Cheeks flushed, she stood in front of him, the cylinder pointed at his face. “You’re not that foolish. And I hope you don’t think I’m foolish enough to believe that.”
“No,” he said. “I don’t think that. But it’s the truth.”
She stared at him, as if waiting for him to explain, and finally turned away. He watched her rigid shoulders as she worked over the cylinder. A moment later, she was crouching next to him again, screwing the pneumatic back into place. Eben retrieved his boot, hauled it on. When he turned back to her, she was standing with her jaw set and her hand out.
“I’m not a member of your crew, Captain. And every man from this ship who has come to me for repairs has walked away without paying. No more.”
The men Yasmeen had sent to Fool’s Cove with their damned embellished stories. “Ivy, if I’d have known where you were, I’d have come to you myself.”
Her lashes flickered, but other than that, she didn’t move. Just held out her hand, waiting.

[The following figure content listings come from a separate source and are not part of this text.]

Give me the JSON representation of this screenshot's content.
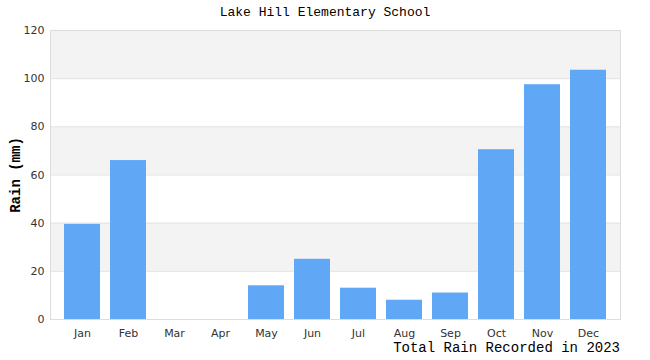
{
  "chart_data": {
    "type": "bar",
    "title": "Lake Hill Elementary School",
    "caption": "Total Rain Recorded in 2023",
    "y_label": "Rain (mm)",
    "categories": [
      "Jan",
      "Feb",
      "Mar",
      "Apr",
      "May",
      "Jun",
      "Jul",
      "Aug",
      "Sep",
      "Oct",
      "Nov",
      "Dec"
    ],
    "values": [
      39.5,
      66,
      0,
      0,
      14,
      25,
      13,
      8,
      11,
      70.5,
      97.5,
      103.5
    ],
    "color": "#60a8f5",
    "ylim": [
      0,
      120
    ],
    "yticks": [
      0,
      20,
      40,
      60,
      80,
      100,
      120
    ],
    "grid": true
  }
}
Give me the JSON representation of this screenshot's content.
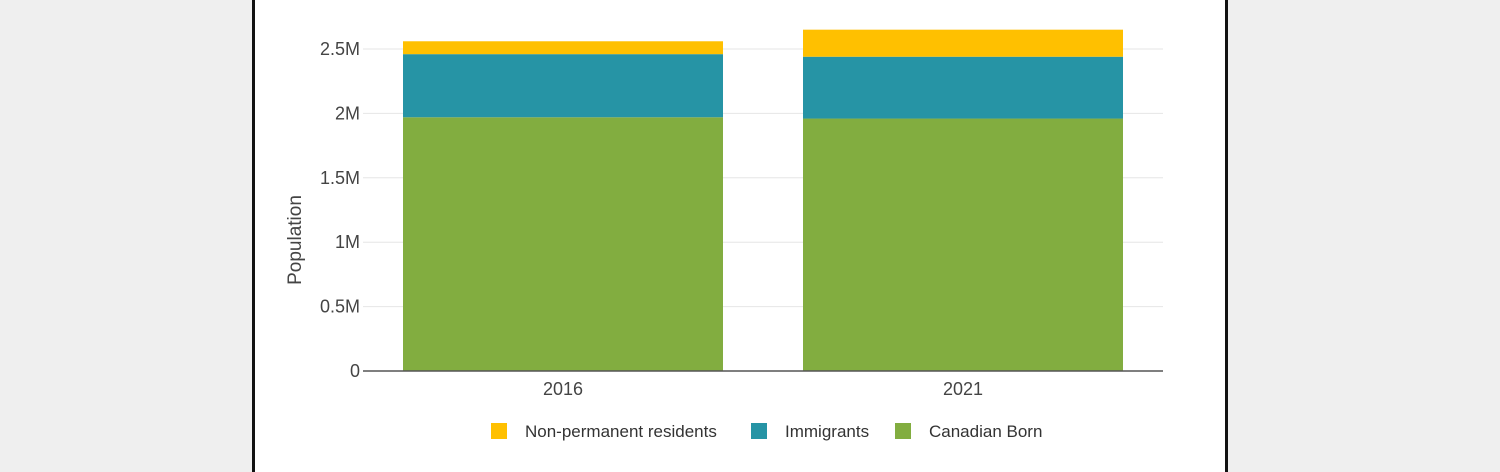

He wouldn’t pay her in coin. Not when she’d use it to keep him away. But he only had one other thing that she’d want. Reluctantly, he dipped his fingers into his watch pocket and withdrew the bent iron disk he’d carried with him for two years. He placed it in her palm.
Her lips parted as she stared down at the ruined flange that had once been her elbow. A bullet had smashed into the center, filling in the hole and protruding like a mushroom cap through the other side.
“I was wearing it on a cord around my neck. The bullet still knocked me overboard.” He tapped his hand against the side of his leg. “That’s when the shark took it.”
Her fingers closed over the iron piece. Her shining gaze lifted to his. “Thank you.”
For the explanation or for returning the flange, he wasn’t sure. He only knew that if he stayed any longer, nothing would stop him from kissing her. He left—and was amidships before he realized his right foot was moving as smoothly as his left, and he hadn’t thought to thank her in return.
Ivy didn’t know how long she sat holding the flange, staring at the plans on her worktable. Her mind was filled with stories: of a ruthless pirate who attacked passenger ships and made slaves of the crew . . . of a ship’s surgeon hung over the side of a boat.
He’d asked her not to speak of that, and she’d assumed he wanted to hide the madness of defying his captain—perhaps to keep his crew from doing the same. But how could that be? Everyone knew that part. Now she wondered if he didn’t want them to know he’d done it trying to save members of the crew, because that would make him seem soft.